Par Elsa Girard-Basset | Journaliste web
Avant que sa vie ne bascule définitivement, Pierre Palmade évoquait parfois avec humour certains épisodes liés à ses addictions. L’humoriste, qui n’a jamais caché ses excès passés, racontait volontiers les situations improbables dans lesquelles ils avaient pu le conduire. Parmi elles, une anecdote impliquant Jean-Jacques Goldman, dont la réaction particulièrement ferme l’avait marqué durablement. Un épisode révélateur de deux personnalités aux visions très différentes de la vie.
Longtemps considéré comme l’un des humoristes les plus populaires de France, Pierre Palmade a construit sa carrière sur un sens aigu de l’autodérision et de l’observation. Derrière les succès sur scène et à la télévision, l’artiste a toutefois dû composer avec des problèmes d’addiction qui ont régulièrement rythmé son parcours. Face à lui, Jean-Jacques Goldman incarnait au contraire une certaine rigueur, tant sur le plan personnel que professionnel. Une différence de tempérament qui allait finir par provoquer une rupture inattendue.
En 2019, lors d’un passage sur Rire et Chansons, Pierre Palmade était revenu sur une nuit particulièrement mouvementée.
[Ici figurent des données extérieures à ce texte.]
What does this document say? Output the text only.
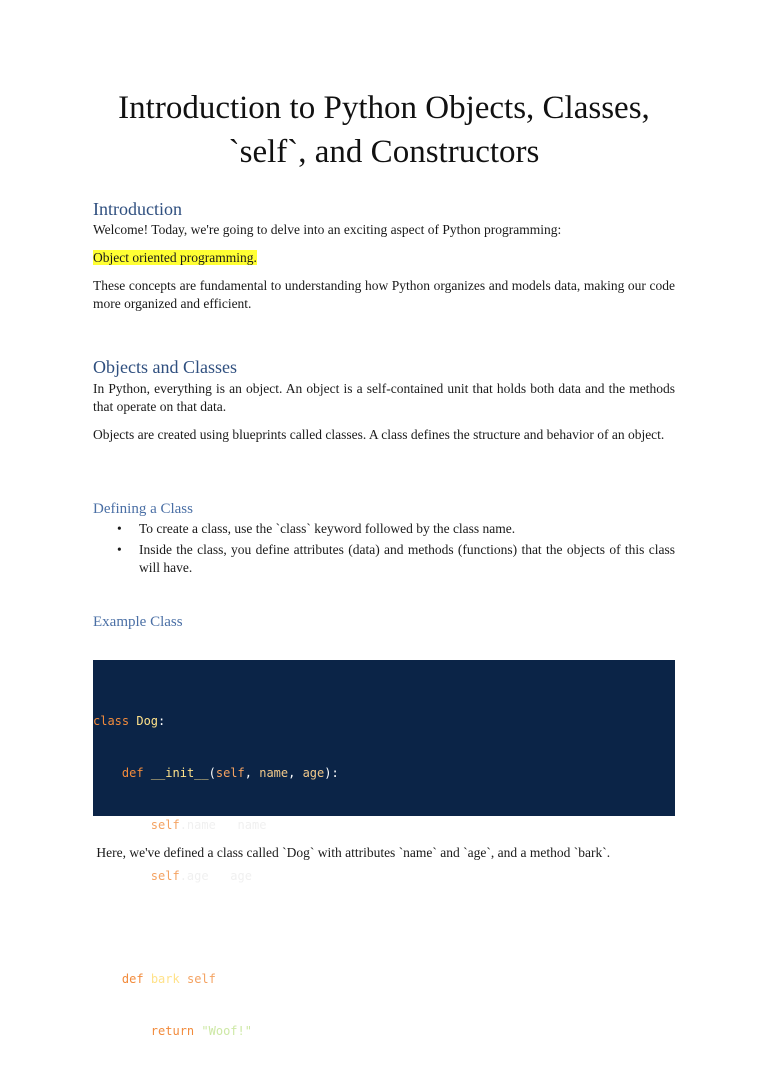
Introduction to Python Objects, Classes,
`self`, and Constructors
Introduction

Welcome! Today, we're going to delve into an exciting aspect of Python programming:

Object oriented programming.

These concepts are fundamental to understanding how Python organizes and models data, making our code more organized and efficient.

Objects and Classes

In Python, everything is an object. An object is a self-contained unit that holds both data and the methods that operate on that data.

Objects are created using blueprints called classes. A class defines the structure and behavior of an object.

Defining a Class
• To create a class, use the `class` keyword followed by the class name.
• Inside the class, you define attributes (data) and methods (functions) that the objects of this class will have.
Example Class

class Dog:

def __init__(self, name, age):

self.name = name

self.age = age

def bark(self):

return "Woof!"

Here, we've defined a class called `Dog` with attributes `name` and `age`, and a method `bark`.
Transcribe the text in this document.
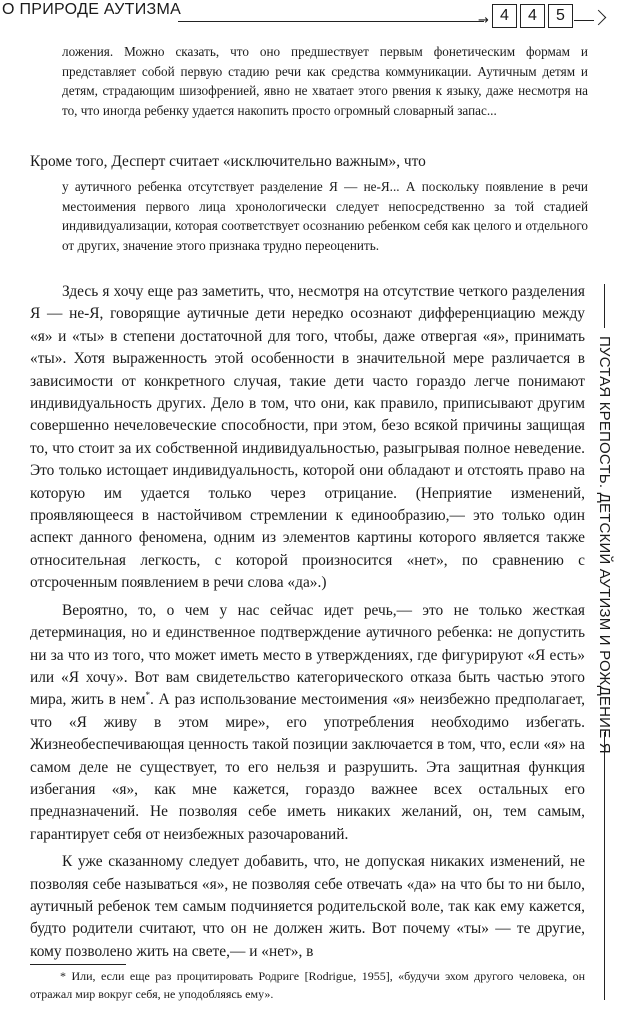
О ПРИРОДЕ АУТИЗМА
→ 4	4	5
ПУСТАЯ КРЕПОСТЬ. ДЕТСКИЙ АУТИЗМ И РОЖДЕНИЕ Я

ложения. Можно сказать, что оно предшествует первым фонетическим формам и представляет собой первую стадию речи как средства коммуникации. Аутичным детям и детям, страдающим шизофренией, явно не хватает этого рвения к языку, даже несмотря на то, что иногда ребенку удается накопить просто огромный словарный запас...

Кроме того, Десперт считает «исключительно важным», что

у аутичного ребенка отсутствует разделение Я — не-Я... А поскольку появление в речи местоимения первого лица хронологически следует непосредственно за той стадией индивидуализации, которая соответствует осознанию ребенком себя как целого и отдельного от других, значение этого признака трудно переоценить.

Здесь я хочу еще раз заметить, что, несмотря на отсутствие четкого разделения Я — не-Я, говорящие аутичные дети нередко осознают дифференциацию между «я» и «ты» в степени достаточной для того, чтобы, даже отвергая «я», принимать «ты». Хотя выраженность этой особенности в значительной мере различается в зависимости от конкретного случая, такие дети часто гораздо легче понимают индивидуальность других. Дело в том, что они, как правило, приписывают другим совершенно нечеловеческие способности, при этом, безо всякой причины защищая то, что стоит за их собственной индивидуальностью, разыгрывая полное неведение. Это только истощает индивидуальность, которой они обладают и отстоять право на которую им удается только через отрицание. (Неприятие изменений, проявляющееся в настойчивом стремлении к единообразию,— это только один аспект данного феномена, одним из элементов картины которого является также относительная легкость, с которой произносится «нет», по сравнению с отсроченным появлением в речи слова «да».)

Вероятно, то, о чем у нас сейчас идет речь,— это не только жесткая детерминация, но и единственное подтверждение аутичного ребенка: не допустить ни за что из того, что может иметь место в утверждениях, где фигурируют «Я есть» или «Я хочу». Вот вам свидетельство категорического отказа быть частью этого мира, жить в нем*. А раз использование местоимения «я» неизбежно предполагает, что «Я живу в этом мире», его употребления необходимо избегать. Жизнеобеспечивающая ценность такой позиции заключается в том, что, если «я» на самом деле не существует, то его нельзя и разрушить. Эта защитная функция избегания «я», как мне кажется, гораздо важнее всех остальных его предназначений. Не позволяя себе иметь никаких желаний, он, тем самым, гарантирует себя от неизбежных разочарований.

К уже сказанному следует добавить, что, не допуская никаких изменений, не позволяя себе называться «я», не позволяя себе отвечать «да» на что бы то ни было, аутичный ребенок тем самым подчиняется родительской воле, так как ему кажется, будто родители считают, что он не должен жить. Вот почему «ты» — те другие, кому позволено жить на свете,— и «нет», в

* Или, если еще раз процитировать Родриге [Rodrigue, 1955], «будучи эхом другого человека, он отражал мир вокруг себя, не уподобляясь ему».
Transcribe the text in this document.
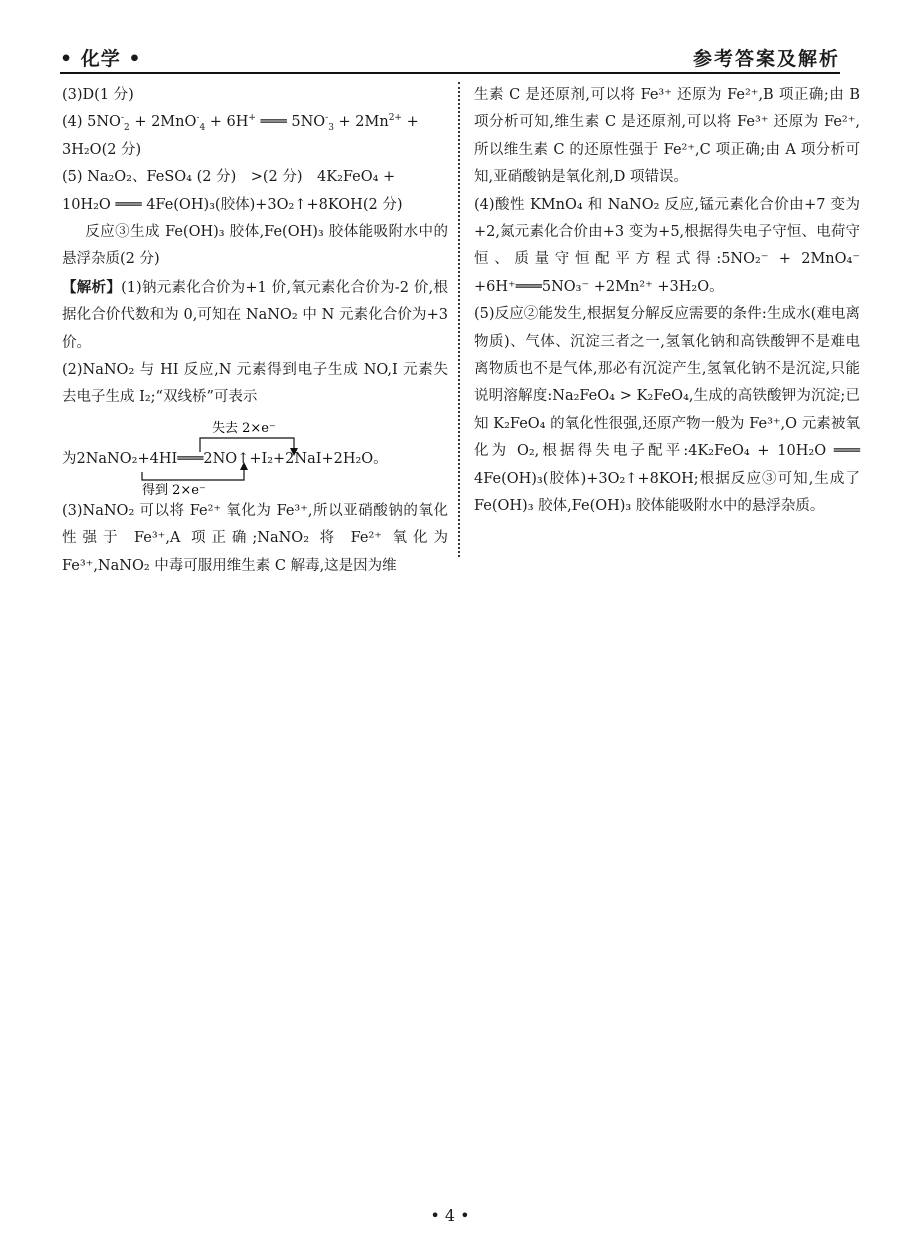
• 化学 •	参考答案及解析

(3)D(1 分)

(4) $5NO^-_2 + 2MnO^-_4 + 6H^+$ ═══ $5NO^-_3 + 2Mn^{2+}$ +

3H₂O(2 分)

(5) Na₂O₂、FeSO₄ (2 分)　>(2 分)　4K₂FeO₄ +

10H₂O ═══ 4Fe(OH)₃(胶体)+3O₂↑+8KOH(2 分)

反应③生成 Fe(OH)₃ 胶体,Fe(OH)₃ 胶体能吸附水中的悬浮杂质(2 分)

【解析】(1)钠元素化合价为+1 价,氧元素化合价为-2 价,根据化合价代数和为 0,可知在 NaNO₂ 中 N 元素化合价为+3 价。

(2)NaNO₂ 与 HI 反应,N 元素得到电子生成 NO,I 元素失去电子生成 I₂;“双线桥”可表示

失去 2×e⁻
得到 2×e⁻
为2NaNO₂+4HI═══2NO↑+I₂+2NaI+2H₂O。

(3)NaNO₂ 可以将 Fe²⁺ 氧化为 Fe³⁺,所以亚硝酸钠的氧化性强于 Fe³⁺,A 项正确;NaNO₂ 将 Fe²⁺ 氧化为 Fe³⁺,NaNO₂ 中毒可服用维生素 C 解毒,这是因为维

生素 C 是还原剂,可以将 Fe³⁺ 还原为 Fe²⁺,B 项正确;由 B 项分析可知,维生素 C 是还原剂,可以将 Fe³⁺ 还原为 Fe²⁺,所以维生素 C 的还原性强于 Fe²⁺,C 项正确;由 A 项分析可知,亚硝酸钠是氧化剂,D 项错误。

(4)酸性 KMnO₄ 和 NaNO₂ 反应,锰元素化合价由+7 变为+2,氮元素化合价由+3 变为+5,根据得失电子守恒、电荷守恒、质量守恒配平方程式得:5NO₂⁻ + 2MnO₄⁻ +6H⁺═══5NO₃⁻ +2Mn²⁺ +3H₂O。

(5)反应②能发生,根据复分解反应需要的条件:生成水(难电离物质)、气体、沉淀三者之一,氢氧化钠和高铁酸钾不是难电离物质也不是气体,那必有沉淀产生,氢氧化钠不是沉淀,只能说明溶解度:Na₂FeO₄ > K₂FeO₄,生成的高铁酸钾为沉淀;已知 K₂FeO₄ 的氧化性很强,还原产物一般为 Fe³⁺,O 元素被氧化为 O₂,根据得失电子配平:4K₂FeO₄ + 10H₂O ═══ 4Fe(OH)₃(胶体)+3O₂↑+8KOH;根据反应③可知,生成了Fe(OH)₃ 胶体,Fe(OH)₃ 胶体能吸附水中的悬浮杂质。

• 4 •
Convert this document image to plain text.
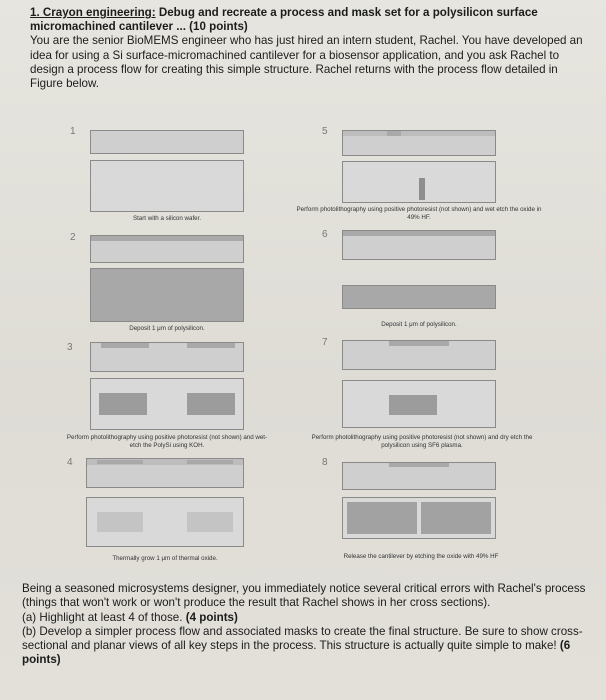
1. Crayon engineering: Debug and recreate a process and mask set for a polysilicon surface micromachined cantilever ... (10 points)

You are the senior BioMEMS engineer who has just hired an intern student, Rachel. You have developed an idea for using a Si surface-micromachined cantilever for a biosensor application, and you ask Rachel to design a process flow for creating this simple structure. Rachel returns with the process flow detailed in Figure below.

1
Start with a silicon wafer.
2
Deposit 1 μm of polysilicon.
3
Perform photolithography using positive photoresist (not shown) and wet-etch the PolySi using KOH.
4
Thermally grow 1 μm of thermal oxide.
5
Perform photolithography using positive photoresist (not shown) and wet etch the oxide in 49% HF.
6
Deposit 1 μm of polysilicon.
7
Perform photolithography using positive photoresist (not shown) and dry etch the polysilicon using SF6 plasma.
8
Release the cantilever by etching the oxide with 49% HF

Being a seasoned microsystems designer, you immediately notice several critical errors with Rachel's process (things that won't work or won't produce the result that Rachel shows in her cross sections).

(a) Highlight at least 4 of those. (4 points)

(b) Develop a simpler process flow and associated masks to create the final structure. Be sure to show cross-sectional and planar views of all key steps in the process. This structure is actually quite simple to make! (6 points)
Après une soirée très arrosée, l’humoriste s’était retrouvé seul devant son piano, convaincu d’avoir trouvé une idée géniale qu’il fallait partager sans attendre :
« Je ne savais pas quoi faire, je n’avais pas envie de dormir, je rentrais d’une nuit bien arrosée… Je suis à mon piano et je fais trois notes. […] Je me dis : « Oh génial ! J’ai une idée de comédie musicale » ! J’appelle donc Jean-Jacques. »
Persuadé d’être inspiré, le comédien avait alors décroché son téléphone en pleine nuit pour contacter l’interprète de « Je te donne ». Malgré ses efforts pour paraître parfaitement sobre, son état n’avait manifestement échappé à personne :
« J’articule bien pour ne pas me faire griller : « Allo Jean-Jacques, ce serait bien qu’on se voie. J’ai une idée de comédie musicale. » Et là je m’endors et je cuve. »
Le lendemain, l’humoriste avait bien du mal à se remémorer les détails de cet appel nocturne. Lorsque Jean-Jacques Goldman était revenu vers lui, Pierre Palmade n’avait d’ailleurs pas cherché à nier l’évidence et avait reconnu les circonstances de cet échange pour le moins inhabituel :
« Excuse-moi, j’avais bu. C’était un coup de fil dont je me souviens même plus. »
Mais cette explication n’avait manifestement pas suffi à convaincre le chanteur. Connu pour sa discrétion et son exigence, Jean-Jacques Goldman avait choisi de prendre ses distances de manière radicale. Une décision qui avait surpris Pierre Palmade, tout en lui laissant un souvenir très précis :
« Un jour, il a changé de numéro de téléphone… Et il m’a pas donné son nouveau. »
À travers cette anecdote, Pierre Palmade mettait en lumière le contraste saisissant entre deux trajectoires et deux caractères. D’un côté, un artiste assumant publiquement ses excès ; de l’autre, une figure de la chanson française attachée à des principes de rigueur et de discrétion. Une histoire racontée sur le ton de l’humour, mais qui témoignait aussi des limites que Jean-Jacques Goldman semblait avoir fixées depuis longtemps dans ses relations personnelles.